Congrats To Alexander Collins The Youngest Chess Champion In Vermont History
Jan 02, 2023 10:54AM ● By Stephanie HatleyChess players are ranked going into a tournament that correspond to their skill set. For example, beginners are usually given a rank of 600 to 1,000. Alexander’s rating of 1,792 put him in the intermediate level, but his play in the tournament was that of a 2,400-rated senior master chess player.
What’s even more surprising is Alexander wasn’t going to participate. He had no intentions of entering the tournament until a member of the Howe Library’s chess club told him about it about 10 days before the event. He spent the next several days honing his skills and analyzing the play of his competitors. Over the course of the tournament, Alexander’s father, Matt Collins, couldn’t believe what he was seeing. “I’m totally truthfully surprised and a little bit floored by it,” Matt says. “It was just a very exciting day because it was such an unexpected result, and he was the underdog by a long shot, but somehow he pulled it off.”
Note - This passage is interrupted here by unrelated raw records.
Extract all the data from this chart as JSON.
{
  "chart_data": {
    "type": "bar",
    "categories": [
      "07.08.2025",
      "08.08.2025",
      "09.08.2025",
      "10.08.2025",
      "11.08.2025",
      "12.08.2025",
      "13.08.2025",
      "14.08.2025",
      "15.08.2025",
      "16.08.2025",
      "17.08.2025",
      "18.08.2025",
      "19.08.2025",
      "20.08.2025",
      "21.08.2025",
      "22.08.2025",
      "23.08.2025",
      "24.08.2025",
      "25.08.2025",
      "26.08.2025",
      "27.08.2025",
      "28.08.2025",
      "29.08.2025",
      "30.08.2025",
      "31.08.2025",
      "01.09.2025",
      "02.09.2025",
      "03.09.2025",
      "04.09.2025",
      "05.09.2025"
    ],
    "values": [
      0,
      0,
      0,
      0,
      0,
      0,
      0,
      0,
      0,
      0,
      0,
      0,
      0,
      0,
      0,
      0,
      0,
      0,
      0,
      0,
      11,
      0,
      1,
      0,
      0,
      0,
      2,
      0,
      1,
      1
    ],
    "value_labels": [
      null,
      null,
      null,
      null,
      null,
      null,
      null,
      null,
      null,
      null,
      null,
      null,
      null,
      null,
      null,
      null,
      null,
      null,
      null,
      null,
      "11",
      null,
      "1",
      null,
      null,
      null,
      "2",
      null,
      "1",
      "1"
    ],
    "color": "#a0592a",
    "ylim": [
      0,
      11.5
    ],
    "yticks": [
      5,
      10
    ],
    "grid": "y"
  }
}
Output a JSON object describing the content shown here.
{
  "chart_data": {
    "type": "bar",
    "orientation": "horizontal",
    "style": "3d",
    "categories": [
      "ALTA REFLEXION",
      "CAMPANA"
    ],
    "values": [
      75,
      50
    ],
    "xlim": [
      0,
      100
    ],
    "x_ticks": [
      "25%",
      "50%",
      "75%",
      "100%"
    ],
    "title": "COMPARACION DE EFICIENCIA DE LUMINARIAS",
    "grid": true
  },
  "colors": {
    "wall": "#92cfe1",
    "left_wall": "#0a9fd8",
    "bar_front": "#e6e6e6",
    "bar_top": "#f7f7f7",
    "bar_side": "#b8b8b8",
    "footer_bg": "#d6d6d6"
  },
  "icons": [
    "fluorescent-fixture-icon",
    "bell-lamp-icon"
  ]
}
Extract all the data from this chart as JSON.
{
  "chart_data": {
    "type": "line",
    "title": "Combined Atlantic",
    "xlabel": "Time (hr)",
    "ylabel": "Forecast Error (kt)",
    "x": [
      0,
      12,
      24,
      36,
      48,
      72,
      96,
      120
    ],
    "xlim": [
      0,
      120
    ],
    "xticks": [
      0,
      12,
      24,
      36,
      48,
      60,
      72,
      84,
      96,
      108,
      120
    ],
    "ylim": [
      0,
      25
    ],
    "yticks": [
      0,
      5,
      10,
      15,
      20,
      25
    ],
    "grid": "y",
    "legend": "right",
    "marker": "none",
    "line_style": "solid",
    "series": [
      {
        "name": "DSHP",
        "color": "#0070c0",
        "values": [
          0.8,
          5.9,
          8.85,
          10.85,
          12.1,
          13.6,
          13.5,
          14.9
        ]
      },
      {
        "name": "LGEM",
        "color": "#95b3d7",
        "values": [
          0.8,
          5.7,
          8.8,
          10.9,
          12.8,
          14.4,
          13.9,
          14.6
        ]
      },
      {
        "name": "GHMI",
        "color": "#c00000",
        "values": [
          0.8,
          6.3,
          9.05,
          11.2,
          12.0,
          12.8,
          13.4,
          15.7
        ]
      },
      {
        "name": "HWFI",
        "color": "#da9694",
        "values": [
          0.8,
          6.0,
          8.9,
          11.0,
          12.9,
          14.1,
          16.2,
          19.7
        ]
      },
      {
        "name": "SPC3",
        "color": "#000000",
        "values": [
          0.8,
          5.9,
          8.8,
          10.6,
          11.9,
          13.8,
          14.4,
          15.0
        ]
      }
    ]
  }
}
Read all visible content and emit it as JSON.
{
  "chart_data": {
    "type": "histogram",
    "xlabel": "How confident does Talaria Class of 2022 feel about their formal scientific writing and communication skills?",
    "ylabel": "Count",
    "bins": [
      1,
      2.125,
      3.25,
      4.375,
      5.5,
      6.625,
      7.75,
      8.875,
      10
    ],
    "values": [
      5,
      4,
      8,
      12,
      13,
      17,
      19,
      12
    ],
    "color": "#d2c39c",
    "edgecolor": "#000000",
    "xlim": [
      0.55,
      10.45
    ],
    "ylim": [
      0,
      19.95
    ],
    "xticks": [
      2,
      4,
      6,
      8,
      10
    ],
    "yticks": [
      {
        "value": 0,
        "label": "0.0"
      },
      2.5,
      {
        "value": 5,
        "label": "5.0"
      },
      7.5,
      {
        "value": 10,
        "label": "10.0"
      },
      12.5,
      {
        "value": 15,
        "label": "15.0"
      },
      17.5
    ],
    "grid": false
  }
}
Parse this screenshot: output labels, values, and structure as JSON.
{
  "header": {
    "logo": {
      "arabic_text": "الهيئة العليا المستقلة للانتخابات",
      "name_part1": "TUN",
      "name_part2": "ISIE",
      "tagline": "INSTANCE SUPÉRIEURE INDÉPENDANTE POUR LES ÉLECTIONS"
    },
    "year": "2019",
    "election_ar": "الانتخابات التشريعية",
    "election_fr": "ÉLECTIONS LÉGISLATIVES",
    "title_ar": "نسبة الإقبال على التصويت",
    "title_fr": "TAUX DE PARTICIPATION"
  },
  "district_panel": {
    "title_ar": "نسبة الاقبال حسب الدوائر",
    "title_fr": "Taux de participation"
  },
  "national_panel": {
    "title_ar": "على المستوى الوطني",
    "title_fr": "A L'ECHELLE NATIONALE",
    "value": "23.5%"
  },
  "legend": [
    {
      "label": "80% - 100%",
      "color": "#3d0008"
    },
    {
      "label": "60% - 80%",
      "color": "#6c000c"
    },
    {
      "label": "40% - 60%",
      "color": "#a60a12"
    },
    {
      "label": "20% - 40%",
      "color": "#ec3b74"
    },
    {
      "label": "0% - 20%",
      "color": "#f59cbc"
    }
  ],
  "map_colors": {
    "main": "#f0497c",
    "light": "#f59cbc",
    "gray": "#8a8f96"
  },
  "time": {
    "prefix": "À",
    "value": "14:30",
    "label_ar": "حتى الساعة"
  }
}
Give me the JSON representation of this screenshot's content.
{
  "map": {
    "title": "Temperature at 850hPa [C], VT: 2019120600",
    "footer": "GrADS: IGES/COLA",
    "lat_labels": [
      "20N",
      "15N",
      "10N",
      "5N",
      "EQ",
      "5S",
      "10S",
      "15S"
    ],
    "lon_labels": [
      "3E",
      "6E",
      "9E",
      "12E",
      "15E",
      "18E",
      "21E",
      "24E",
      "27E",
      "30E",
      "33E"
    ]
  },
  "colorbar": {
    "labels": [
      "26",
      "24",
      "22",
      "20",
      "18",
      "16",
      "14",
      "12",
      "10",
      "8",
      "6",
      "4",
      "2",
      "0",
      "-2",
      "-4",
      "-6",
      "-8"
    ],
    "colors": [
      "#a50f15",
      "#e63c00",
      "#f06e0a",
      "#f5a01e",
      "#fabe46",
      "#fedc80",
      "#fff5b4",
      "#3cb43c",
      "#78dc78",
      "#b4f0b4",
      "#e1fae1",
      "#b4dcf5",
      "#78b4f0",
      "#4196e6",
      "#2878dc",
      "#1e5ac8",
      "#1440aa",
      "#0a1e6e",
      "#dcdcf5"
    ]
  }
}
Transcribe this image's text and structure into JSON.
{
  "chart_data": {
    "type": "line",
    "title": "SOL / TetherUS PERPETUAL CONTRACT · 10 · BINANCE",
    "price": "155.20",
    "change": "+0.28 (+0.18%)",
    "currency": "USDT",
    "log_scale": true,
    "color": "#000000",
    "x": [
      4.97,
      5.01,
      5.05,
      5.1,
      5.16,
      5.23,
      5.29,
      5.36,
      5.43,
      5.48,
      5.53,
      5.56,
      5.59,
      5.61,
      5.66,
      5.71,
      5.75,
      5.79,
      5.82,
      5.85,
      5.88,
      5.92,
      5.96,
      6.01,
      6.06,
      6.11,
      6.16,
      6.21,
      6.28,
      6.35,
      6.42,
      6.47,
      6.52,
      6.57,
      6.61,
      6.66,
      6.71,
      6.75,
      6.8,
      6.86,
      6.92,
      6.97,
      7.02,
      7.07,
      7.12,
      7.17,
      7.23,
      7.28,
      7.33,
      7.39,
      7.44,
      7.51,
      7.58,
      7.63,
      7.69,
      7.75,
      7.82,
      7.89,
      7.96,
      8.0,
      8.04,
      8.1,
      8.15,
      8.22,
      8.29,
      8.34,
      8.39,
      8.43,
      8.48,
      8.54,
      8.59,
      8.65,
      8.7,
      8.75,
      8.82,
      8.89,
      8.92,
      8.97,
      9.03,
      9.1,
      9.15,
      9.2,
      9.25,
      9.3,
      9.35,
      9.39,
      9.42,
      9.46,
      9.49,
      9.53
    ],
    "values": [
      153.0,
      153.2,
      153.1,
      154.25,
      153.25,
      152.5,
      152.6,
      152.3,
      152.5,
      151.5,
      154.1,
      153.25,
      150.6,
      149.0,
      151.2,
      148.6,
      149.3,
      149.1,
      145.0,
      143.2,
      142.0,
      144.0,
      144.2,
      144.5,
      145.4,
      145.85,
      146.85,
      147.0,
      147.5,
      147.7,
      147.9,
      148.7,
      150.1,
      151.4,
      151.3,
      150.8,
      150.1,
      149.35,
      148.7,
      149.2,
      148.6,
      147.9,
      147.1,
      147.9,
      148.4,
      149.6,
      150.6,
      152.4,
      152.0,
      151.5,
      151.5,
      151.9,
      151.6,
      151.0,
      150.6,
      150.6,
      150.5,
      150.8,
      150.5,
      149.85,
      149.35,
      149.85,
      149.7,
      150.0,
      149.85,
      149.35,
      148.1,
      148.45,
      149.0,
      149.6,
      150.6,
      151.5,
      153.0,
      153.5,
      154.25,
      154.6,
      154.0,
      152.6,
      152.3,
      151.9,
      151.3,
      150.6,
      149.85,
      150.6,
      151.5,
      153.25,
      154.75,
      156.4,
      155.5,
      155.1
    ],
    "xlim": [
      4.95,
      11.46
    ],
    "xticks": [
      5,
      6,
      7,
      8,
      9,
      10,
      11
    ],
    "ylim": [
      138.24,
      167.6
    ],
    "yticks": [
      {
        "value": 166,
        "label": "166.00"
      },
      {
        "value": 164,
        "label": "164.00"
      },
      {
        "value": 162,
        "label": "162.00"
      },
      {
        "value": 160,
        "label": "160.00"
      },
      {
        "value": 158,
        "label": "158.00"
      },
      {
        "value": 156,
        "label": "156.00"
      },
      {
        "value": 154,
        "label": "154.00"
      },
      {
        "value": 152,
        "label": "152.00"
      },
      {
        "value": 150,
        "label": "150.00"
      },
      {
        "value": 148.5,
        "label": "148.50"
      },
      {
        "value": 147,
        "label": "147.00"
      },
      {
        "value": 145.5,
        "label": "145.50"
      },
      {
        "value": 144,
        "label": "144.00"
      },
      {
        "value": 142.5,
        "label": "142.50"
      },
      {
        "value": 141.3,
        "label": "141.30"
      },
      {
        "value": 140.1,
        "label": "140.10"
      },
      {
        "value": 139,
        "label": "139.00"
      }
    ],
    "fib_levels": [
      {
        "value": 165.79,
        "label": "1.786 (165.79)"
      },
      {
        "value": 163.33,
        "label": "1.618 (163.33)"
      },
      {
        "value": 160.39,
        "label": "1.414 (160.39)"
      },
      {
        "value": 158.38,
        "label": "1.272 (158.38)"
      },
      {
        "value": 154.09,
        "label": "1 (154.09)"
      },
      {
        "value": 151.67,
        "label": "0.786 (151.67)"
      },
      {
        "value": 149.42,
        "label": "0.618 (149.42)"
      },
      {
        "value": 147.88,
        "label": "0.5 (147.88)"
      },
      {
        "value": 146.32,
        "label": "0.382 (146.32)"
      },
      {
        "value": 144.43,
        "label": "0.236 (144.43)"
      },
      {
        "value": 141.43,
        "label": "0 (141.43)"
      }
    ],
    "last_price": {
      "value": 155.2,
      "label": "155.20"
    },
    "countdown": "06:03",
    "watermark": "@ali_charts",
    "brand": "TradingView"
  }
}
This 13-year-old champion hopes his win will inspire other young people to take up the game of chess. His journey started when his dad brought home a chess board when Alexander was in first grade. He immediately took to the game. After Bill Hammond, then-principal at Marion Cross Elementary School, saw Alexander playing with the school’s two-foot-tall chess pieces, he encouraged his father to start taking him to chess tournaments.
Chess is a game of patience, something many young people don’t have. But Alexander has shown that even a teenager can have laser focus. And now he boasts the title of Vermont Open champion at the age of 13. Congratulations to him and his family!